Jeśli małżeństwa dwóch samców homo sapiens jest legalne i wpisane w dogmat wolności, to dlaczego wolność tę ograniczać ilościowo? Wszak „wolność rządzi” jak powiedział osioł w Shreku. Dlatego w Kolumbii po raz pierwszy zalegalizowano poliamoryczny związek trzech mężczyzn.
W sumie miało być ich czterech, ale jeden nie dożył "zaślubin" (wspomniano go za to podczas urzędowej ceremonii gejo-multi-ślubu). I chociaż od 2016 roku geje i lesbijki mogą zawierać "małżeństwa" to ceremonia dla więcej niż dwóch osób odbyła się pierwszy raz...

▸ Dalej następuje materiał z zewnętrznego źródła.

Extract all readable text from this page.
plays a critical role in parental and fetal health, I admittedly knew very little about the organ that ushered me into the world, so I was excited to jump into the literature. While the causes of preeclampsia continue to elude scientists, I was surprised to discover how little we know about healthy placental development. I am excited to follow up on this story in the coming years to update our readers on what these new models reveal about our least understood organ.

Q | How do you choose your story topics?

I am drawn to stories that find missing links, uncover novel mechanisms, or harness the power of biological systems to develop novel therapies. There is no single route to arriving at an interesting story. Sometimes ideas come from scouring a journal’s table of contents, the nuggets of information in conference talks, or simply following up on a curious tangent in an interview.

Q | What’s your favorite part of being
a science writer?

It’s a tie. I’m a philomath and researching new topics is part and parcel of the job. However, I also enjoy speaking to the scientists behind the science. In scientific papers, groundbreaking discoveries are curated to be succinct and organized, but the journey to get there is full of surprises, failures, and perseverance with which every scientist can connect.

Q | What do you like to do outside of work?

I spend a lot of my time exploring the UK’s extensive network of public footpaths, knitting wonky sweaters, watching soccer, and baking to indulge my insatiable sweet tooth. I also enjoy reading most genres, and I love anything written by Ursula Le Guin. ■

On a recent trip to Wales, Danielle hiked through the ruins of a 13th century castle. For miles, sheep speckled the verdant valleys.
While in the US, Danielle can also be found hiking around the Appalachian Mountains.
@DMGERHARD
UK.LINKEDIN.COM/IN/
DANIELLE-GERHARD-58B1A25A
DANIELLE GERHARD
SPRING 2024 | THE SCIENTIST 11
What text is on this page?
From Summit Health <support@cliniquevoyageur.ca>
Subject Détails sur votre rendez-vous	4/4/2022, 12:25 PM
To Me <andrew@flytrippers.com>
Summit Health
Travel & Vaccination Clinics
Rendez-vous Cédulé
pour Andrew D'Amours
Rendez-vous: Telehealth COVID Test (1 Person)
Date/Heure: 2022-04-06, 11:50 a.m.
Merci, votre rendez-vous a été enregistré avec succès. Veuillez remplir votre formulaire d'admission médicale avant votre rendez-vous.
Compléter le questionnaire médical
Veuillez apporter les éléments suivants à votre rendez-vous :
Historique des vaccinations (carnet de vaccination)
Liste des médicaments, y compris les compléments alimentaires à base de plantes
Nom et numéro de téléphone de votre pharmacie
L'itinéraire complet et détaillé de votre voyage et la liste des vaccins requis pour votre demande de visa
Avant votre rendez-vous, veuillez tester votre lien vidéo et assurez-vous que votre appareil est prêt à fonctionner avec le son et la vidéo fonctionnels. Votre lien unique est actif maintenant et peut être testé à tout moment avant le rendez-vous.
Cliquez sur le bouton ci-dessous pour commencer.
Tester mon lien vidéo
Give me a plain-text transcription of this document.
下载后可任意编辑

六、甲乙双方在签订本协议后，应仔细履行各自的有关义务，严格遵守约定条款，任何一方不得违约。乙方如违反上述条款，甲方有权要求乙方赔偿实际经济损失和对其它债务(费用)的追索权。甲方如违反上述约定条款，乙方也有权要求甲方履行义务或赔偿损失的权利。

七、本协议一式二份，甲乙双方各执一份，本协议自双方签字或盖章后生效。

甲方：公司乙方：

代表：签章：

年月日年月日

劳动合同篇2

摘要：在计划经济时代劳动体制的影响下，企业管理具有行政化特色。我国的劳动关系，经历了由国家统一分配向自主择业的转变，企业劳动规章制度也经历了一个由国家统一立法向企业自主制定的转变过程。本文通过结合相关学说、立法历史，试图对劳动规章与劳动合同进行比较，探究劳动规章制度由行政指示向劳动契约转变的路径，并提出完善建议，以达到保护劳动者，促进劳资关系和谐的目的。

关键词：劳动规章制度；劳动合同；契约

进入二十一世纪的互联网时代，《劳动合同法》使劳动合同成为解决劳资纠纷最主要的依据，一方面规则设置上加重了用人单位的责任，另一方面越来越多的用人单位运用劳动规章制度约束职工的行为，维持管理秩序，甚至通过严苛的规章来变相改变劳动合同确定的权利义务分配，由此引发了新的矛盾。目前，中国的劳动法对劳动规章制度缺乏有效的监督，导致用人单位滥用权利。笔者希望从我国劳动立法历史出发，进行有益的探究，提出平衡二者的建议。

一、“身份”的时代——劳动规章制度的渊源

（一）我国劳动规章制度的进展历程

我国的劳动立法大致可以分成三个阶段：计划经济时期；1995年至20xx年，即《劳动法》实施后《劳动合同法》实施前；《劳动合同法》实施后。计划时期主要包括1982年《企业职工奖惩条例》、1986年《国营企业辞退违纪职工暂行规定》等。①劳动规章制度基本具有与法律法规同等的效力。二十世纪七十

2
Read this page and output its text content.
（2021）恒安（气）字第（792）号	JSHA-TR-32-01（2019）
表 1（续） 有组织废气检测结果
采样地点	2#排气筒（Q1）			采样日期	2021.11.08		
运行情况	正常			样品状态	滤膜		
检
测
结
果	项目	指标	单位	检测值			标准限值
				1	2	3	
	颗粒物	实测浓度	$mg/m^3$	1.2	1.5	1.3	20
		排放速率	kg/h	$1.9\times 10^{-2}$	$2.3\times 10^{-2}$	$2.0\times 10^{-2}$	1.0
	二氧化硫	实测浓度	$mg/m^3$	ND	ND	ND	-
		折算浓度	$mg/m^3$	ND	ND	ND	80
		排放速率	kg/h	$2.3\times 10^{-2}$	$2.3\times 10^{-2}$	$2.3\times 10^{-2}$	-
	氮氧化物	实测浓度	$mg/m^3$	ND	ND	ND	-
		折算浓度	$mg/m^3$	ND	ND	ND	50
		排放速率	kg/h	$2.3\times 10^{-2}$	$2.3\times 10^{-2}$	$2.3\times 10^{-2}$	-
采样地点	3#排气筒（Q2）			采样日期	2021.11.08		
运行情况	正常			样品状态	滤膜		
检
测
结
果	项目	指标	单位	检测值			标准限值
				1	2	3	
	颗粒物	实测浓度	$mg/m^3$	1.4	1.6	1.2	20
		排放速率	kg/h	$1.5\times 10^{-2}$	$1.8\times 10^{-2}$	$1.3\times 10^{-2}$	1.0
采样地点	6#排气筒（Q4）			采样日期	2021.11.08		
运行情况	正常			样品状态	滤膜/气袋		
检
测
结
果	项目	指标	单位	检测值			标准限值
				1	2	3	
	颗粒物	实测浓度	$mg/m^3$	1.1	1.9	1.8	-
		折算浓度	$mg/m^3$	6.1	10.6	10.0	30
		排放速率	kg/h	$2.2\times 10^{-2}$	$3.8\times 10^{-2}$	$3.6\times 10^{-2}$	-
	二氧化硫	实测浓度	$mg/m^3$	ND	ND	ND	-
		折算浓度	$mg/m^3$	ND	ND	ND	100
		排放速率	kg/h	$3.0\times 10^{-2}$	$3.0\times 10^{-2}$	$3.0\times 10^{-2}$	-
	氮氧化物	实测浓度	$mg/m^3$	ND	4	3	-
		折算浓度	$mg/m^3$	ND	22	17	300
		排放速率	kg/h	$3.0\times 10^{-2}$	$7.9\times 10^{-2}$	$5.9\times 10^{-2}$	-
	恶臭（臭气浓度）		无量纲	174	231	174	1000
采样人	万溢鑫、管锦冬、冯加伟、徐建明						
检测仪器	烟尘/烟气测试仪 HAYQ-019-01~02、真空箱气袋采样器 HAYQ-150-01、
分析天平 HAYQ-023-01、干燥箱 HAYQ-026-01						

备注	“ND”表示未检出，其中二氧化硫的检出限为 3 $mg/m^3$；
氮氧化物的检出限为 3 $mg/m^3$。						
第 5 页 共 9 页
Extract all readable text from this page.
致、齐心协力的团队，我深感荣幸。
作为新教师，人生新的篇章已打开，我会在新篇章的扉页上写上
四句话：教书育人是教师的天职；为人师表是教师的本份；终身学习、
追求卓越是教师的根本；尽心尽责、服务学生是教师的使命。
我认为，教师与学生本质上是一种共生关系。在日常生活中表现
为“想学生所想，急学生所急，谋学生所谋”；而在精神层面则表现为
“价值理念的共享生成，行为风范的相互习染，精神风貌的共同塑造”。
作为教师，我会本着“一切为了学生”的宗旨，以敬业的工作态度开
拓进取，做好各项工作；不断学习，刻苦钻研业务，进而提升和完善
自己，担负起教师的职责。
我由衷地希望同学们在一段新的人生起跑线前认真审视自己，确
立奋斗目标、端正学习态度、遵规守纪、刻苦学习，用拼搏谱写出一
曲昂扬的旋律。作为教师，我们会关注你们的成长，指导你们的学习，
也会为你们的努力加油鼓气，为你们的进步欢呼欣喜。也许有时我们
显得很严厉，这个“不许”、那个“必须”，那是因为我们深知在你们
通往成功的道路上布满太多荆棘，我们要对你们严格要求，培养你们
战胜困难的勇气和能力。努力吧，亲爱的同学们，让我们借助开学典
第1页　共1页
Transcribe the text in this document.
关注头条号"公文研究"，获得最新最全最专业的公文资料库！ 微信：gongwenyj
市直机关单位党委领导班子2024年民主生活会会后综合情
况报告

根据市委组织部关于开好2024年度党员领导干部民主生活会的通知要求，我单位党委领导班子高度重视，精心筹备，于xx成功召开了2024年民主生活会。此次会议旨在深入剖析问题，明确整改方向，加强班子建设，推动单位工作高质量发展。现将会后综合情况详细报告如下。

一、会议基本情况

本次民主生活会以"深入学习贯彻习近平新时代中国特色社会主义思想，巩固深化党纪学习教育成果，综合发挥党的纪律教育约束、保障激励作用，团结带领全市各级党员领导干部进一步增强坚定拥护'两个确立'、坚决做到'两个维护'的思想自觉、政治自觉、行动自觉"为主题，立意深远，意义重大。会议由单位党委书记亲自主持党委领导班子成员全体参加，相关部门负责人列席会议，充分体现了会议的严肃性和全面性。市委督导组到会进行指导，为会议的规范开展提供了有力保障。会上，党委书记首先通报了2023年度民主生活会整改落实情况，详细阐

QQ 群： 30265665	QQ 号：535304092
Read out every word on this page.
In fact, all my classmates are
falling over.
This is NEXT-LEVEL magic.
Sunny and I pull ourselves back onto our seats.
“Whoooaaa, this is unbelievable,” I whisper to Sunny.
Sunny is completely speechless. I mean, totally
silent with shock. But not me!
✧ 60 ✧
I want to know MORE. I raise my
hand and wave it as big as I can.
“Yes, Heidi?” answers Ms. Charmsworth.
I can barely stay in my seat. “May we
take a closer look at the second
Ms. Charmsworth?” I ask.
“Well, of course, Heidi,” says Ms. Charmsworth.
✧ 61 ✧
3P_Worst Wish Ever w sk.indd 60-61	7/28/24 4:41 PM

– Żyjemy razem, dzielimy dom, łoże, wszystko. Żyjemy poliamorycznie – powiedział aktor Víctor Hugo Prada Ardila w rozmowie ze stacją radiową Caracol, opowiadając o swoich „małżonkach” Manuelu José Bermúdezie Andrade i Johnie Alejandro Rodríguezie Ramírezie.
Cóż, w drodze do "ołtarza" czekają teraz psy i koty gejów, które póki co prawo wyklucza ze wspólnoty łoża (a jak jest w praktyce... lepiej nie wiedzieć).